Newer celebrations like divorce parties represent a different type of celebration: finding joy in a milestone looked at as a failure. By finding joy and belonging in one’s larger support network, these newer celebrations reaffirm the importance of vulnerability in interpersonal relationships for building intimacy and connection. They also push changes in social norms about what is valued; in this case, shifting from achievement to joy as reason for celebration.

But as we have all lived through social distancing, we are learning to enjoy our present. We figure out how to host Zoom birthday parties. We find ways to laugh at disastrous college graduations in virtual reality that drop us into the uncanny valley. We celebrate even small moments together to remind ourselves of the hope we need right now whether it’s commemorating singlehood with engagement-styled photos with a burrito or posting gratuitous photos of your first baked sourdough loaf. We make celebrations out of small moments like an Indiana restaurant called Fiddleheads offering Dragside Pickup where drag performers bring food orders to customers’ cars.

As we look at ways in which shifts in celebration affect belonging we can look at a few key questions:

  • How does celebration occur? We will see more virtual, distributed celebrations as well as physical gatherings that have to make tradeoffs in scale for other criteria like safety.

  • What gets celebrated? We will see more public celebrations of more taboo milestones like divorce and quitting a graduate school program and everyday moments

  • Who gets to celebrate? When celebrations are limited to a small number of milestones, many people get excluded both accidentally and by design. A Sex and the City episode entitled “A Woman’s Right to Shoes” laments the dearth of celebrated for happily single women without children.

And the anti-racist uprisings have thrust Juneteenth into the spotlight. If you aren’t familiar with the historical origins of Juneteenth, it’s a holiday celebrating in the Black community to commemorate Emancipation after the Civil War. Even though the Emancipation Proclamation legally ended slavery in 1863, thousands of slaves were not told about the end of slavery. Juneteenth represents the approximate day in June 1865 when slaves learned of the end of slavery. In shorthand, Juneteenth is Independence Day for African Americans, celebrated with the proverbial cookout and family gatherings.

Several companies have announced that Juneteenth will be an official company holiday for the first time ever. One of the bizarre artifacts of having a safe space created in response to exclusion is that opening access to that same space can feel like an intrusion. I was listening to a podcast with Austin Channing Brown and Brené Brown and the subject of Black church came up. Austin mentioned that she talks about anti-racism in faith-based circles. So one of the common questions she gets from white churchgoers is about going to a black church. In responding no, Austin calls attention to the history behind the Black church as a refuge from exclusion in white churches as well as broader society. Belonging found in exclusion can create a safe and sacred space.
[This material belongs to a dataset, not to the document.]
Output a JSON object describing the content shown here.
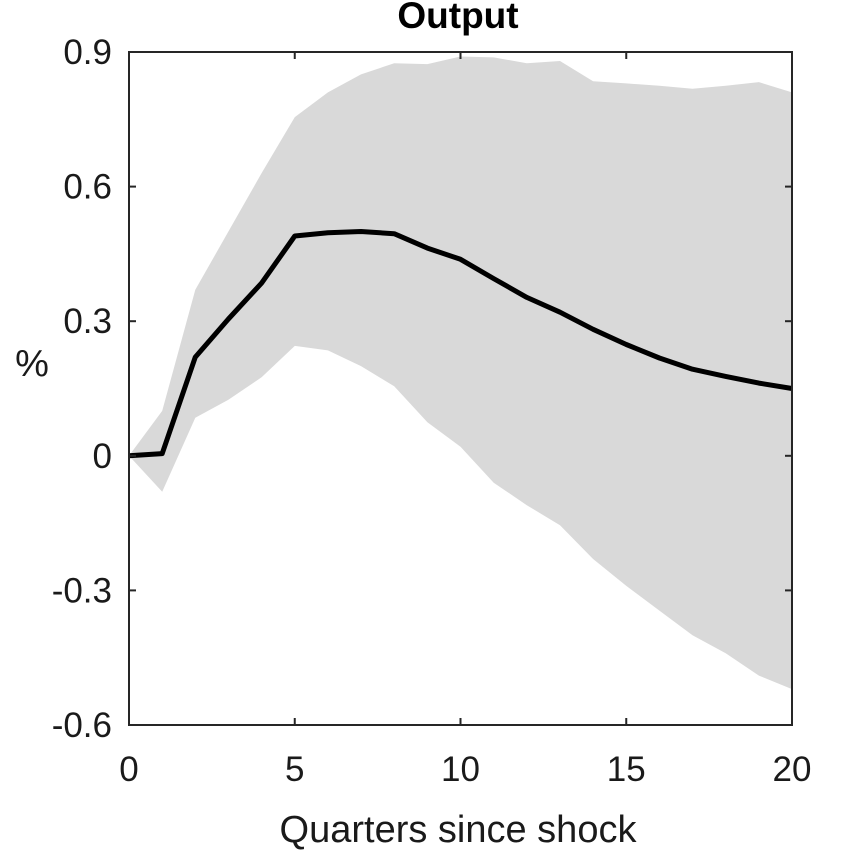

Personally, Juneteenth kind of feels like one of those safe and sacred spaces. In some ways, opening that space to others who don’t share that history and experience that present will make it less safe for the people it was formed to help. Celebrations aren’t neutral. They are expressions of worthiness and priorities. When slaves weren’t allowed to get married, they created “jumping the broom” as the ritual to recognize romantic relationships. As the nature of our celebrations shift in reflection of re-imagining belonging, it’s a reminder to keep in mind celebrations can be expressions of and challenges to power.